Suburbia continues to put pressure on agricultural producers particularly in a state like Texas where agriculture is such an important part of the economy. More than one thousand people move to Texas every day, and many feel that growth is on a collision course with the agricultural community. Tyler Jacobs ranches in Montgomery County.
“The urban sprawl as it’s called is a challenge, and in a hot economy the land that gets gobbled up the fastest is the cheapest to develop which is our tillable land. And that’s a reality that I deal with every day.”
Jacobs is also in the real estate business helping people buy and sell farms and ranches.
“When will urban sprawl push us out? My family’s gone through that twice actually, so our original family ranch is under Lake Conroe now. The second ranch that my grandfather replaced that one with is part of The Woodlands, Texas now. And so this is the third generation of his land ownership in reality because of urban sprawl. We’re fortunate. We’ve got some big neighbors here and I feel like we’ve got a little bit of protection.”
Jacobs says that with the urbanization of our land and culture it’s easy to be negative about agriculture.

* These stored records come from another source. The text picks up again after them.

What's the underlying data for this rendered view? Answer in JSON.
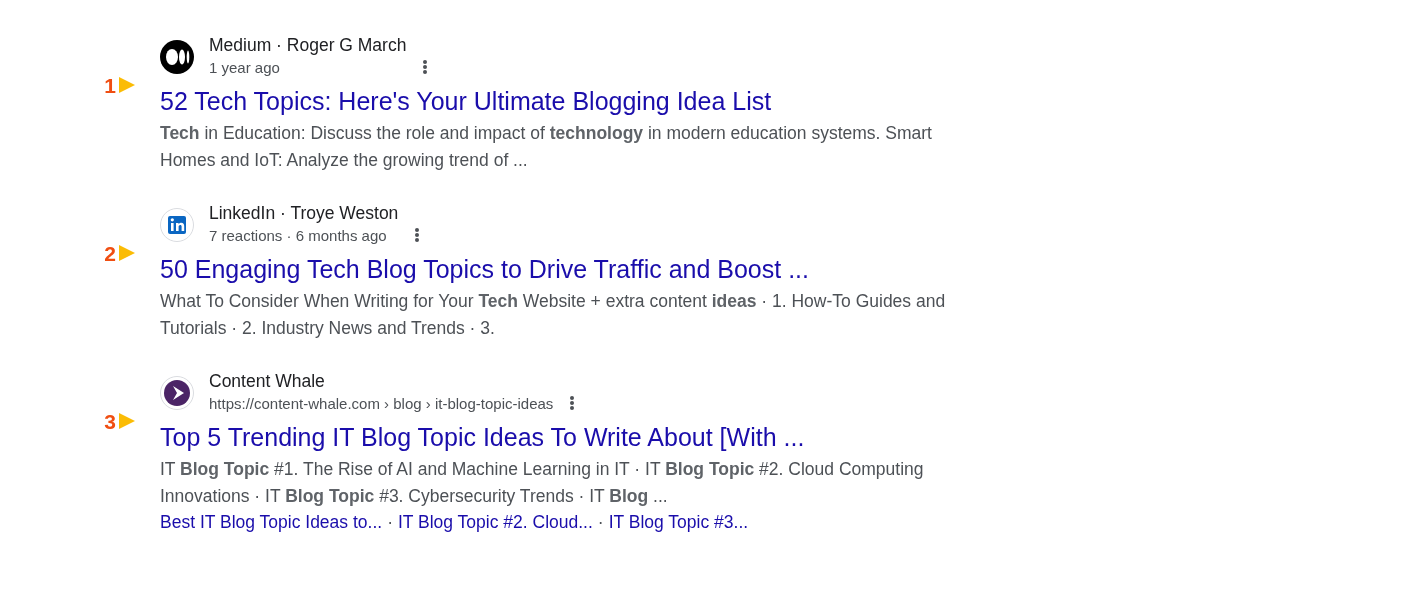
{
  "results": [
    {
      "marker": "1",
      "logo": {
        "kind": "medium"
      },
      "source": "Medium · Roger G March",
      "meta": "1 year ago",
      "title": "52 Tech Topics: Here's Your Ultimate Blogging Idea List",
      "snippet": "**Tech** in Education: Discuss the role and impact of **technology** in modern education systems. Smart Homes and IoT: Analyze the growing trend of ..."
    },
    {
      "marker": "2",
      "logo": {
        "kind": "linkedin"
      },
      "source": "LinkedIn · Troye Weston",
      "meta": "7 reactions · 6 months ago",
      "title": "50 Engaging Tech Blog Topics to Drive Traffic and Boost ...",
      "snippet": "What To Consider When Writing for Your **Tech** Website + extra content **ideas** · 1. How-To Guides and Tutorials · 2. Industry News and Trends · 3."
    },
    {
      "marker": "3",
      "logo": {
        "kind": "whale"
      },
      "source": "Content Whale",
      "meta": "https://content-whale.com › blog › it-blog-topic-ideas",
      "title": "Top 5 Trending IT Blog Topic Ideas To Write About [With ...",
      "snippet": "IT **Blog Topic** #1. The Rise of AI and Machine Learning in IT · IT **Blog Topic** #2. Cloud Computing Innovations · IT **Blog Topic** #3. Cybersecurity Trends · IT **Blog** ...",
      "sitelinks": [
        "Best IT Blog Topic Ideas to...",
        "IT Blog Topic #2. Cloud...",
        "IT Blog Topic #3..."
      ],
      "sitelink_separator": "·"
    }
  ]
}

“Yet we’ve got farms in Texas that regularly are making two-hundred bushel corn and we’ve got ranchers that are managing to make a profit nearly every year and we’ve got all these other new industries in agriculture that are growing and so it’s also easy to be excited about agriculture. Will we run out of land? Maybe. But I never thought that Iowa corn land would bring fourteen thousand dollars an acre either. And it has regularly now for about four or five years. So there is a marketplace for productive land and I think there always will be.”